After that you can start mounting the sail drive together, as described in the instruction manual. Remember to use gasket cement (Hermetite, Permatex ) at the stepped inner lip joint between the oil and cooling water channels (not for the main rubber gasket): the O-ring alone is not enough to seal the oil space (don’t ask me how I know). Installing and tightening the bolts for the engine mounting feet requires some acrobatics and a long extension bit for the socket wrench.

The electrical side is connected - as at MD5 at two points: + and - . The engine has a 40A main fuse. The control cable bundle is connected with a pre-wired plug.

The movement of the throttle cable is larger on MD5 than on Beta 10. Therefore, an extension is added to make the Beta 10 throttle lever at the injection pump 2…3 cm longer. The throttle cable fits into the bracket at the engine without problems. The internal wire of the throttle cable needs an extension of 5 cm. Cooling water is taken from the sail drive to the pump at the front of the engine. The pump takes a 19 mm dia hose; the shut-off valve at the sail drive unit has a 16 mm dia valve which could be swapped. The gear shift cable is attached, tank filled with diesel fuel, fuel circuit primed, and that is it.

The mounting takes a weekend, if you do the preparations in advance and if you are somewhat inclined into this type of work as hobby. I spent more time on it, mostly because the work is enjoyable.

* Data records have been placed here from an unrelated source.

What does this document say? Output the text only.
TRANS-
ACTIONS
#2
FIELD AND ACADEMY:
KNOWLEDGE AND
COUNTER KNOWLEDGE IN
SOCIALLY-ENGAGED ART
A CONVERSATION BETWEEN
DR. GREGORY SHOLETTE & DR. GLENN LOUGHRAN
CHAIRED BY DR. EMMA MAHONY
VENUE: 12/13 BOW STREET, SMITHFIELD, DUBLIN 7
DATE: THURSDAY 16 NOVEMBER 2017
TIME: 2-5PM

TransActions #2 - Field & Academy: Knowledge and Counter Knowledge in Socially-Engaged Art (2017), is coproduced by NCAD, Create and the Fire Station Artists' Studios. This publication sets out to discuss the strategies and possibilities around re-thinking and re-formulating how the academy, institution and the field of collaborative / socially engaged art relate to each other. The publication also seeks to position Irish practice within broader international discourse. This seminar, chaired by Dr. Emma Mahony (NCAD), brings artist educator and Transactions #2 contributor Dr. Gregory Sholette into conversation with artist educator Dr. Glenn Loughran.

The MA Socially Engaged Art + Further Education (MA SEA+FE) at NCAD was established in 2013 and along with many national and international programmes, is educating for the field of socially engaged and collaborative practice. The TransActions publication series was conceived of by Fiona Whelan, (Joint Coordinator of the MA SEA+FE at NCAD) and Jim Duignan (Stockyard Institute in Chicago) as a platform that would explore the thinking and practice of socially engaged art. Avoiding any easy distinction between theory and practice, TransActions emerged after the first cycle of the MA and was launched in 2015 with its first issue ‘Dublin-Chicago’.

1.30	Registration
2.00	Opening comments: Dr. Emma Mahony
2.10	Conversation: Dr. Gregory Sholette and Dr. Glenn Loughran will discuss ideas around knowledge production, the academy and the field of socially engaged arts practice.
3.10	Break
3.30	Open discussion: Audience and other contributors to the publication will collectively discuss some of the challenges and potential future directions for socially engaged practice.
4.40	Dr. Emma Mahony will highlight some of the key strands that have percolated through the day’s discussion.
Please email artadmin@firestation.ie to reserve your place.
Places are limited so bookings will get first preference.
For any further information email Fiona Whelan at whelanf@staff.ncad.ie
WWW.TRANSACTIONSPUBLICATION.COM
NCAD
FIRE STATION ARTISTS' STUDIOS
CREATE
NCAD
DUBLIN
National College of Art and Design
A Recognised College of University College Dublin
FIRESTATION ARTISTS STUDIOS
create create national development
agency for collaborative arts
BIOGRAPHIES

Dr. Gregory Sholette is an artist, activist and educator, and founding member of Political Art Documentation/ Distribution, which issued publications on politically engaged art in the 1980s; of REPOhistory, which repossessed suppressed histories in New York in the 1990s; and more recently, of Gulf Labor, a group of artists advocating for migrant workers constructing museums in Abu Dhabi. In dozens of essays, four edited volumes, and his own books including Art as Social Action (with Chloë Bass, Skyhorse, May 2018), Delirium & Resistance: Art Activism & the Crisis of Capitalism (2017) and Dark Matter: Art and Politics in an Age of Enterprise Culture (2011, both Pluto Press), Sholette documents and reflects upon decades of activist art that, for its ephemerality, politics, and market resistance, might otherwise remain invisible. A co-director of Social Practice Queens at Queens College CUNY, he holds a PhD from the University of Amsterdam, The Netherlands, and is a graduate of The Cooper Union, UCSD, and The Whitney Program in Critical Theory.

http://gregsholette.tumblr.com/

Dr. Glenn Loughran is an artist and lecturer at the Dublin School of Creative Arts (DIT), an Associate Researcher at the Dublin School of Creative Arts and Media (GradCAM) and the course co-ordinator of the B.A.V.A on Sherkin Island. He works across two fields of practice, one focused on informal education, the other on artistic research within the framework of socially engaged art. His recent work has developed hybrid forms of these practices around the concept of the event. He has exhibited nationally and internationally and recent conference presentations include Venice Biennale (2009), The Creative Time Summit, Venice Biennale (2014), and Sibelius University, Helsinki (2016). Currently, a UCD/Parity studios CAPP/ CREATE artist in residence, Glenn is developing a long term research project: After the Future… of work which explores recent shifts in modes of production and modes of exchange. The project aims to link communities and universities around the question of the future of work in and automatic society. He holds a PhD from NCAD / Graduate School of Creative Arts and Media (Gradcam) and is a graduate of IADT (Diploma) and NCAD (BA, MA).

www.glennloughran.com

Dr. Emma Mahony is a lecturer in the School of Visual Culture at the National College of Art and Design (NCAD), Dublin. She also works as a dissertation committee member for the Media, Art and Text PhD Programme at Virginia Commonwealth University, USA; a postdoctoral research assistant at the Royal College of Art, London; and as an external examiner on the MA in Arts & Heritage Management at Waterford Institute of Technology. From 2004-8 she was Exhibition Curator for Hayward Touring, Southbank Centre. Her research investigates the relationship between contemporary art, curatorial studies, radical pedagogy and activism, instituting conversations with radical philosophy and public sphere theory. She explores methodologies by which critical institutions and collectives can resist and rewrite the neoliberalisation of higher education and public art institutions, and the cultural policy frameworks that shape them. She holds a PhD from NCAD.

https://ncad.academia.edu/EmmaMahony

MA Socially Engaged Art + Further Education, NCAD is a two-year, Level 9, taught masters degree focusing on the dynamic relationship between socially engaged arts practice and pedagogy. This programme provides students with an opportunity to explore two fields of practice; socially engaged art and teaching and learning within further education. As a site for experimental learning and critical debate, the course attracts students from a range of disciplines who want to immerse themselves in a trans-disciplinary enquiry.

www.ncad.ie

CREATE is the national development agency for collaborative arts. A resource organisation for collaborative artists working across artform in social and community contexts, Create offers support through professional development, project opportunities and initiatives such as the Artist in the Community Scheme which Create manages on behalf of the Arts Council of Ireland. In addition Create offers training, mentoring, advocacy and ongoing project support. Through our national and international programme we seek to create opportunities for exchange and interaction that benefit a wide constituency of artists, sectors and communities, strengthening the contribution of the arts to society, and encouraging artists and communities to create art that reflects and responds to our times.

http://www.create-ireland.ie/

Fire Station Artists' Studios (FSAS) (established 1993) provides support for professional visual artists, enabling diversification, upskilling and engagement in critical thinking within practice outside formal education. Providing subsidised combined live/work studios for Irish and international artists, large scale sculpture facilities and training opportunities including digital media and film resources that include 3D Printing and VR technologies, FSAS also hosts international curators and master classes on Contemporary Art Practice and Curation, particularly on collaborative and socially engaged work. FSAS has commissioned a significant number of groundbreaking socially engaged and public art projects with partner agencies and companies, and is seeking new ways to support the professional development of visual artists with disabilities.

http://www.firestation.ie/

The experiences from one summer

  • Two cylinder engine runs smoother the old single
  • Cruising speed is a bit higher: the hull speed is reached already at a rather leisurely rpm so that there is plenty of reserve.
  • Fuel consumption is not much different
  • 10 hp is sufficient to maintain the speed even against wind and waves

The annual service work requires acrobatics:

  • The cooling water pump is at the front of the engine (facing rearwards), accessible through the opening which you reach under one of the cockpit benches. Replacement of the impeller at the beginning of each season is recommended, because you do not want to do it on the sea.
  • Oil filter is next to the water pump, accessible on port side. Kind a hard to reach, but you need to get there only once a year.
  • Fuel filter changingand fuel system priming can be done easily from the rear of the engine
  • Oil changes are easy with the special pump.

Overall, I think Beta 10 makes a nice fit with Senorita.